In this episode of the People Who Read People podcast, I interview Jaime Settle, a political scientist and professor at William and Mary. She is the author of Frenemies: How Social Media Polarizes America. In that book, she summarizes thinking on American political polarization and describes the research she’s done, which shows that Facebook likely increases “psychological” or perceived political polarization, in the form of Facebook users becoming increasingly antagonistic towards members of the opposite political party.

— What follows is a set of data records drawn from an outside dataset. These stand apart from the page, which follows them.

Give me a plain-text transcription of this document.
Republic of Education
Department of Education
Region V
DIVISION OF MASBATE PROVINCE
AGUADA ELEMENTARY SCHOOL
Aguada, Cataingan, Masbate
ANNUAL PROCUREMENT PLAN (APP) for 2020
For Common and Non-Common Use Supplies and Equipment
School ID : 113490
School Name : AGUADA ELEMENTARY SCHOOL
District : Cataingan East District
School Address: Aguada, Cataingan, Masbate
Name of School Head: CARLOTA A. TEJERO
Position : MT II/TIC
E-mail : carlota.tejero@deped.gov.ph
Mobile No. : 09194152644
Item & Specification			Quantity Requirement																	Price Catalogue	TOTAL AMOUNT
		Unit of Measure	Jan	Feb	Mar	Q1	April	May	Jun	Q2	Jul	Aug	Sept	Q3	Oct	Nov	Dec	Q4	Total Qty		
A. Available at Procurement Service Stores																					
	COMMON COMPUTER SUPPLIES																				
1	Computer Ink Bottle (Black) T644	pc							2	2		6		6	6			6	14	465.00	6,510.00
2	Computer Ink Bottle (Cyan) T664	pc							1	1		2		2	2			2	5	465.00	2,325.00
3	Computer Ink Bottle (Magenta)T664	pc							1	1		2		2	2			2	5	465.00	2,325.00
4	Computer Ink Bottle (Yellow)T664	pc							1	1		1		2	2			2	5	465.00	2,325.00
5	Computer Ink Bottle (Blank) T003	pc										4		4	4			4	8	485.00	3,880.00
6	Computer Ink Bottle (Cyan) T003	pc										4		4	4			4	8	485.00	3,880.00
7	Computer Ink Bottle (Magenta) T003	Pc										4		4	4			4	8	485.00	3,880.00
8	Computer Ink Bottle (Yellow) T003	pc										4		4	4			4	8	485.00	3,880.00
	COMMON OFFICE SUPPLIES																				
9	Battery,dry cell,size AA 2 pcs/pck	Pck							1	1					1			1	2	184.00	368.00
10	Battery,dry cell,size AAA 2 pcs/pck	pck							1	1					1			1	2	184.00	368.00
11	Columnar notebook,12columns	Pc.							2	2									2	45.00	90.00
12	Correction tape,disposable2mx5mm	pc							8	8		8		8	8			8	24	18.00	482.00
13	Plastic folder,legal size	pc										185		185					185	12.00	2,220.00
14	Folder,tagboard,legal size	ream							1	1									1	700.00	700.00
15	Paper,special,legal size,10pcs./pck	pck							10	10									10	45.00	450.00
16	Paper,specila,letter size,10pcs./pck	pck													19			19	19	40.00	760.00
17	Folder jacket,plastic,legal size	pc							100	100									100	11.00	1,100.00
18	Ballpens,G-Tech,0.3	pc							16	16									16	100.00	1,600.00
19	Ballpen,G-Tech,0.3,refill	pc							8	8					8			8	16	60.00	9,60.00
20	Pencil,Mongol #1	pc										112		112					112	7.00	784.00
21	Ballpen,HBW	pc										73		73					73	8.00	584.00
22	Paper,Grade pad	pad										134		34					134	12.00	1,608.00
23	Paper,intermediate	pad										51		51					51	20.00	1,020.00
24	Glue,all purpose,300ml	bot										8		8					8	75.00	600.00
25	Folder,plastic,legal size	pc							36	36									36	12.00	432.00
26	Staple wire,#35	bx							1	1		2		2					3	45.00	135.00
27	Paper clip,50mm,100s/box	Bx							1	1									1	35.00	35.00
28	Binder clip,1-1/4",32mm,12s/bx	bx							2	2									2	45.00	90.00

I talk to Dr. Settle about what the psychological pathways are behind how social media polarizes us, what the downsides of extreme political polarization are, and what we can all do to decrease the most dangerous forms of this polarization.

Links to this episode:

Topics discussed include:

  • Are there inherent aspects to internet communication that are likely to increase polarization, even apart from specific product feature choices?
  • What is the pathway of how Facebook users (or other social media users) become more aware of others’ political views and more judgmental of them?
  • What are the psychological tendencies humans have that are activated by social media?
  • How does the idea that social media increases polarization relate to work by Levi Boxell et al that shows that older Americans are the most polarized?
  • How does this idea relate to contact theory, which posits that interactions between groups can decrease group-associated animosity?
  • How does the out-group homogeneity effect play a role in polarization?
  • What can we all do to bring down political animosity?